Mountaintop mining is a highly efficient but destructive practice that involves blasting away ridge tops to expose multiple coal seams. Massey, which operates mines in West Virginia, Kentucky and Virginia, contends it’s the only way to reach some of the coal it wants. Opponents say it forever disfigures the land, damages the environment and causes physical harm and property damage to people who live near the sites.
Massey subsidiary Alex Energy Inc. first sued protesters in February after three demonstrations — one at the Bee Tree surface mine and two at Edwight.
Independence Coal Co., another Massey subsidiary, sued in June after the dragline occupation that Massey claims forced it to temporarily idle 187 workers. That lawsuit, which calls the activists’ actions “publicity stunts,” also refers to a May 23 action in which two protesters donned hazardous material suits and paddled a canoe into the nearly 9 million-gallons of sludge at the Brushy Fork dam at Marfork Coal Co. near Whitesville.
Earlier this year, Raleigh County Circuit Judge Robert Burnside issued a restraining order against some of the protesters, and last week, he held six in contempt for repeatedly defying that order.

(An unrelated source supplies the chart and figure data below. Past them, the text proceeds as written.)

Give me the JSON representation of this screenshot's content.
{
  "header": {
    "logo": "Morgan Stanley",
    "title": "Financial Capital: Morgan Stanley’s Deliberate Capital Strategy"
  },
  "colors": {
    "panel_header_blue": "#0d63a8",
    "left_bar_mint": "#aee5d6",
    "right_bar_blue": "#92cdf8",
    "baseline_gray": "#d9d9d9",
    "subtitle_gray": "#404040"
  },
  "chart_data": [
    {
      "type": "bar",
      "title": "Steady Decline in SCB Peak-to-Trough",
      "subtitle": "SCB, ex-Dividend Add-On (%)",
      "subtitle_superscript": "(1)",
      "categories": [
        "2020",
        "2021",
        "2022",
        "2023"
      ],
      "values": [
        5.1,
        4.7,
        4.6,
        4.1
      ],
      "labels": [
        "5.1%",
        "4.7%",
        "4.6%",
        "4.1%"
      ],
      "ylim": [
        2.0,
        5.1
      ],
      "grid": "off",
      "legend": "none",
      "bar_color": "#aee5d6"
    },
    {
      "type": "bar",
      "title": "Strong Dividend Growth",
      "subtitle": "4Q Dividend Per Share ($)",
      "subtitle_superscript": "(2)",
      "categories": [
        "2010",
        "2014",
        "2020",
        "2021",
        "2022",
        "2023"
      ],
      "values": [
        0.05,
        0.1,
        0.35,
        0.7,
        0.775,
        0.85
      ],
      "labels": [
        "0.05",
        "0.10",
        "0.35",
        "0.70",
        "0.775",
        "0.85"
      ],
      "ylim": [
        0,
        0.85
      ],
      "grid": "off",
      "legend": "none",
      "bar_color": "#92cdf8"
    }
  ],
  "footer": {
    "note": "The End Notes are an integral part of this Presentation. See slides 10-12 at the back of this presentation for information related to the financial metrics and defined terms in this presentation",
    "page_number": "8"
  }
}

Burnside’s Sept. 24 ruling, which is temporarily stayed, orders protesters to pay Massey more than $19,000 in attorney fees and expenses, plus a $500 fine per person.
The order covers Collins, Antrim Caskey, James G. McGuinness, Rory McIlmoil, Mike Roselle and Chad Stevens. Roselle is a co-founder of Earth First! and the Rainforest Action Network, while McIlmoil is a community organizer for Coal River Mountain Watch and McGuinness is a veteran activist.
Caskey argued she was working as an independent journalist and should be exempt from the restraining order, but Burnside said no such privilege exists under state law.
Charleston attorney Roger Forman, who is representing the protesters, said he will take the case to the state Supreme Court if Burnside ultimately requires his clients to pay.
“It’s just plain wrong,” he said, accusing the judge of issuing an overly broad restraining order.
“He’s holding people in contempt who weren’t even subject to the restraining order,” Forman said. “It’s just absurd.”
In his answer to Massey’s last lawsuit, Forman claims the coal company’s employees wrongly seized photography equipment and other personal possessions, including a cell phone, from Kurt D. Mann of Asheville, N.C., and Paul C. Brown of Fayetteville.
That “interfered with their ability to pursue their living as photojournalists and have cost them lost earnings,” the filing says.
“The way Massey behaves,” Forman said, “you need photojournalists on these protests.”